I have gulp task script as following,

// loads various gulp modules
var gulp = require('gulp');
var concat = require('gulp-concat');
var minifyCSS = require('gulp-minify-css');
var autoprefixer = require('gulp-autoprefixer');
var rename = require('gulp-rename');

// create task
gulp.task('css', function(){
    gulp.src('src/css/**/*.css')
        .pipe(minifyCSS())
        .pipe(rename('style.min.css'))
        .pipe(autoprefixer('last 2 version', 'safari 5', 'ie 8', 'ie 9'))
        .pipe(gulp.dest('dist/css'))
});

How to minify all the css files from src/css to a single file as dist/css/style.min.css?

Your gulp task is missing the concat pipe.

gulp.src('src/css/**/*.css')
    .pipe(minifyCSS())
    .pipe(autoprefixer('last 2 version', 'safari 5', 'ie 8', 'ie 9'))
    .pipe(concat('style.min.css'))
    .pipe(gulp.dest('dist/css'))

Here is a very good tutorial about building with gulp:

http://www.smashingmagazine.com/2014/06/11/building-with-gulp/

I think better is used the cleancss gulp plugin.

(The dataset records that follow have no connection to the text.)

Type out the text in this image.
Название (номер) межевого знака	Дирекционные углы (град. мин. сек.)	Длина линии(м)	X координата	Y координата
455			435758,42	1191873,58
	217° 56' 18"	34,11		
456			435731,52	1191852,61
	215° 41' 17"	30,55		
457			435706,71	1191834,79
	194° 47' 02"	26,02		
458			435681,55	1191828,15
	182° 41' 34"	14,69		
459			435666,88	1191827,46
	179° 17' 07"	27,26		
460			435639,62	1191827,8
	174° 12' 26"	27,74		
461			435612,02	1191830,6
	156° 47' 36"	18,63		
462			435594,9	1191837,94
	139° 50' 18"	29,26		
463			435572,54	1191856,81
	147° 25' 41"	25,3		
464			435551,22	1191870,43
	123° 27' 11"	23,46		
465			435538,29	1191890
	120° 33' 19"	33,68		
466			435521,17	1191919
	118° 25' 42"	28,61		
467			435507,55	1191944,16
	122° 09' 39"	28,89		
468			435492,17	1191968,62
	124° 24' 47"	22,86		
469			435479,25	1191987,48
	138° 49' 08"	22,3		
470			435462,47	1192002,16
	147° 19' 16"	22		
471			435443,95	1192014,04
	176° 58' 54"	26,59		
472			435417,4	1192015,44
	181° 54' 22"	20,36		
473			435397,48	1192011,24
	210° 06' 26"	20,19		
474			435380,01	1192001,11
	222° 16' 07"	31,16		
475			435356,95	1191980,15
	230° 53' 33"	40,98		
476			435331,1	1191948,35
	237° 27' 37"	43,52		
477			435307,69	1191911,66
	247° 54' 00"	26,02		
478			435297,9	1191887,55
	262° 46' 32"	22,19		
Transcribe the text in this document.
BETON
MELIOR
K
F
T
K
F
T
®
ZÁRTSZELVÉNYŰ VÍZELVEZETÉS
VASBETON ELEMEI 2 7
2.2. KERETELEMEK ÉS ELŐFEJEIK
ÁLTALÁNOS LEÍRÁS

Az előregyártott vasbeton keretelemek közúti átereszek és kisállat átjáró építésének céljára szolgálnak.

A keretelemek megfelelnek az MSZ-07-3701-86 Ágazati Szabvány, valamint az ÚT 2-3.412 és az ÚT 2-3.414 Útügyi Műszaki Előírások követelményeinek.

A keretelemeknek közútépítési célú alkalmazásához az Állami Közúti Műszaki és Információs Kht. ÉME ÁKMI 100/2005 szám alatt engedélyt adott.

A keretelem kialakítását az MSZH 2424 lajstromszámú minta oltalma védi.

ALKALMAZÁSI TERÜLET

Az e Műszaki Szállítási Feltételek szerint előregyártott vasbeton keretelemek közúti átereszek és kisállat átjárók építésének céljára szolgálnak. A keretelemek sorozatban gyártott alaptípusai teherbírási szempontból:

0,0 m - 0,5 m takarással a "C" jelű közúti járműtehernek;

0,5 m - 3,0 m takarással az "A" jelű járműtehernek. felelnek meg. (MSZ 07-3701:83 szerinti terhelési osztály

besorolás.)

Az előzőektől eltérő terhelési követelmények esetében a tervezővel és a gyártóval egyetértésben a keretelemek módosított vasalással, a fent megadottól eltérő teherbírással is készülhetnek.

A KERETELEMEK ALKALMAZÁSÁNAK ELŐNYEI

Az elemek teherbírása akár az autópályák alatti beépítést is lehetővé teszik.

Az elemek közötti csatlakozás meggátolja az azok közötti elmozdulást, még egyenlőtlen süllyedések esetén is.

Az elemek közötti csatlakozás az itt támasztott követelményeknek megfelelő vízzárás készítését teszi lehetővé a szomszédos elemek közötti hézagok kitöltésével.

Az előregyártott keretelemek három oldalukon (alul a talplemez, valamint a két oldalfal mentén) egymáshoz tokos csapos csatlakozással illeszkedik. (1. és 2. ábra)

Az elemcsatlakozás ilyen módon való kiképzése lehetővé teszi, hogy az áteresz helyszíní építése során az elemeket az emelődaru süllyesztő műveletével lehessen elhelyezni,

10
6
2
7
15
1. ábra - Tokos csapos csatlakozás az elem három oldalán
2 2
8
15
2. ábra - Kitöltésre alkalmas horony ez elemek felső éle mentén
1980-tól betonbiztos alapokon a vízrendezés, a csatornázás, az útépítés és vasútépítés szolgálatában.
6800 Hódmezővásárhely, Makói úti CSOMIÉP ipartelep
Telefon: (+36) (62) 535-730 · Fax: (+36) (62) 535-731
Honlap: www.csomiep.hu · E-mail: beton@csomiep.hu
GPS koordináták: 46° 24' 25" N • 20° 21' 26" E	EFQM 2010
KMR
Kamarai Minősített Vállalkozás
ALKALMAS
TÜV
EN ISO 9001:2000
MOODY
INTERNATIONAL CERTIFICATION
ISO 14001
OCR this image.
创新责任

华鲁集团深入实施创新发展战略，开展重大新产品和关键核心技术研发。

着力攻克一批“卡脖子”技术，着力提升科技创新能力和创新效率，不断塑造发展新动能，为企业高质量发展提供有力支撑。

const cleanCSS = require('gulp-clean-css');  // npm install gulp-clean-css --save-dev

gulp.task('css', () => {

return gulp.src('assets/styles/*.css')
  .pipe(cleanCSS({
      debug: true,
      compatibility: 'ie8',
      level: {
          1: {
              specialComments: 0,
          },
      },
  }))
  .pipe(autoprefixer({
      browsers: ['last 2 versions'],
      cascade: false
  }))
  .pipe(rename({
      basename: 'main-styles',
      suffix: '.min',
  }))
  .pipe(gulp.dest('dist/assets/styles/'))

});